Last year I started having rapid heart palpitations. Alongside chest pain, I decided to book an explant consultation with a local plastic surgeon recommended by a good friend who also explanted with him. I explained that since my surgery in 2003, I’ve had numbness, swelling and pain. The chest pressure had become uncomfortable for months and I wanted to discuss options.
We talked about explanting. We talked about risks and the reality of being left with small, deflated breasts when I awoke from surgery. I sat there nervous, anxious, ready-but-not-ready to see this through.
When my husband and I left the doctor’s office, we sat in the car and I started to cry. In the past he jokingly said my implants would need to be replaced one day (and I should go bigger!) He also discussed possibilities of upgrading to ‘better implants’ that were ‘lifetime guaranteed’ (both are not possible).
I was mad.
I was mad because I felt my pain didn’t matter. I was mad because I never encouraged him to mutilate his body to satisfy my attraction to him. I was mad because when the surgeon said he could drain my implants that day, suddenly my courage subsided.
I was scared.
As much as I didn’t like getting a breast augmentation (for competitive purposes) years ago, as much pain they caused me or how uncomfortable it made me feel – they had become a part of me. I was scared of the change, scared of my husband finding me unattractive, scared of my swimsuits not fitting and scared of the risks involved in any surgery.
So I waited.
I saw a physical therapist who massaged my scar tissue, which relieved my immediate chest pain. I filmed a LIVE video talking about breast implant illness with my good friend Sandra Augustin, while denying I had any present symptoms of it myself.
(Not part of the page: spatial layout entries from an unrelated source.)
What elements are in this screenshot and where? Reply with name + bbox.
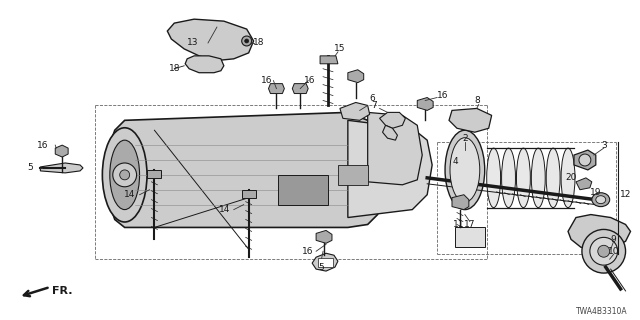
Text: 16: 16 [303,247,314,256]
Polygon shape [292,84,308,93]
Polygon shape [417,98,433,110]
Polygon shape [242,190,255,198]
Ellipse shape [502,148,515,208]
Polygon shape [574,150,596,170]
Text: 5: 5 [318,263,324,272]
Text: 17: 17 [464,220,476,229]
Ellipse shape [531,148,545,208]
Text: 12: 12 [620,190,631,199]
Text: 2: 2 [462,134,468,143]
Polygon shape [348,120,432,218]
Polygon shape [110,112,378,228]
Text: FR.: FR. [52,286,73,296]
Text: TWA4B3310A: TWA4B3310A [576,307,628,316]
Ellipse shape [592,193,610,207]
Ellipse shape [546,148,560,208]
Polygon shape [40,163,83,173]
Text: 7: 7 [371,101,376,110]
Polygon shape [568,214,630,249]
Polygon shape [167,19,253,61]
Text: 18: 18 [253,38,264,47]
Polygon shape [147,170,161,178]
Text: 8: 8 [474,96,479,105]
Ellipse shape [445,130,484,210]
Polygon shape [340,102,370,120]
Text: 16: 16 [260,76,272,85]
Polygon shape [269,84,284,93]
Text: 5: 5 [28,164,33,172]
Ellipse shape [110,140,140,210]
Text: 10: 10 [608,247,620,256]
Polygon shape [55,145,68,157]
Circle shape [598,245,610,257]
Text: 9: 9 [611,235,616,244]
Polygon shape [278,175,328,204]
Circle shape [579,154,591,166]
Text: 11: 11 [453,220,465,229]
Text: 6: 6 [370,94,376,103]
Polygon shape [449,108,492,132]
Polygon shape [383,125,397,140]
Circle shape [582,229,625,273]
Polygon shape [455,228,484,247]
Text: 14: 14 [219,205,230,214]
Polygon shape [318,258,333,267]
Text: 16: 16 [36,140,48,150]
Ellipse shape [486,148,500,208]
Polygon shape [380,112,405,128]
Text: 4: 4 [452,157,458,166]
Circle shape [244,39,249,43]
Text: 16: 16 [437,91,449,100]
Polygon shape [338,165,368,185]
Text: 3: 3 [601,140,607,150]
Polygon shape [576,178,592,190]
Ellipse shape [561,148,575,208]
Text: 20: 20 [565,173,577,182]
Text: 19: 19 [590,188,602,197]
Circle shape [113,163,136,187]
Circle shape [120,170,130,180]
Polygon shape [368,112,422,185]
Text: 18: 18 [168,64,180,73]
Text: 13: 13 [188,38,199,47]
Circle shape [590,237,618,265]
Polygon shape [348,70,364,83]
Ellipse shape [516,148,531,208]
Polygon shape [320,56,338,64]
Polygon shape [316,230,332,243]
Circle shape [242,36,252,46]
Text: 14: 14 [124,190,135,199]
Polygon shape [312,253,338,271]
Ellipse shape [596,196,605,204]
Text: 16: 16 [305,76,316,85]
Polygon shape [452,195,469,210]
Polygon shape [185,56,224,73]
Ellipse shape [450,138,480,202]
Text: 15: 15 [334,44,346,53]
Ellipse shape [102,128,147,222]
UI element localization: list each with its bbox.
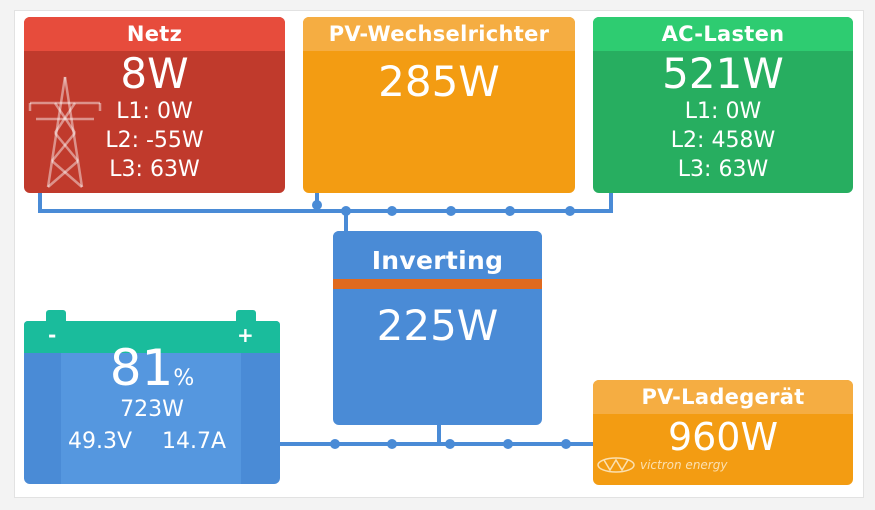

For years I dealt with joint pain, chronic fatigue, adult acne, unexplained weight gain and brain fog. For years I wrapped my tender wrists while training or attributed my ankle and shoulder pain to muscle imbalances from an old injury in my twenties. Every month I added to my list of food intolerances and even created a belly ball to overcome my bloating and digestive issues. I thought it was normal to take regular naps from exhaustion or wake up feeling unrested after 8hrs of sleep.
I normalized the pain. Despite being a “No Excuses” person, I made excuse, after excuse, after excuse – why I was always tired, why I felt ok with chest pain, why so many had BII symptoms, except for me.
You can make excuses, until you can’t anymore.
I announced my issues on my social media a few days ago. I knew by ‘putting it out there’ it would not only help women dealing with similar symptoms, but also help me find a community of people who overcame this illness. I knew because of my blood clotting disorder (Vons Willebrans) that I would never do regular maintenance on my boobs. I knew that silicone, even if it’s just a shell with saline inside, was toxic – and that my body was fighting this foreign object, out. I knew it was better to do this while young and relatively healthy.
I know better so it was time to do better.
As I cried in the car after our first appointment, I wasn’t mad at my husband. I knew he would love me regardless. I was mad at myself…for caring what he thought or (still) caring about how I externally looked.
One year later I came back to my surgeon’s office. This time I put a deposit. I set a date. And it’s getting done. Wish me luck.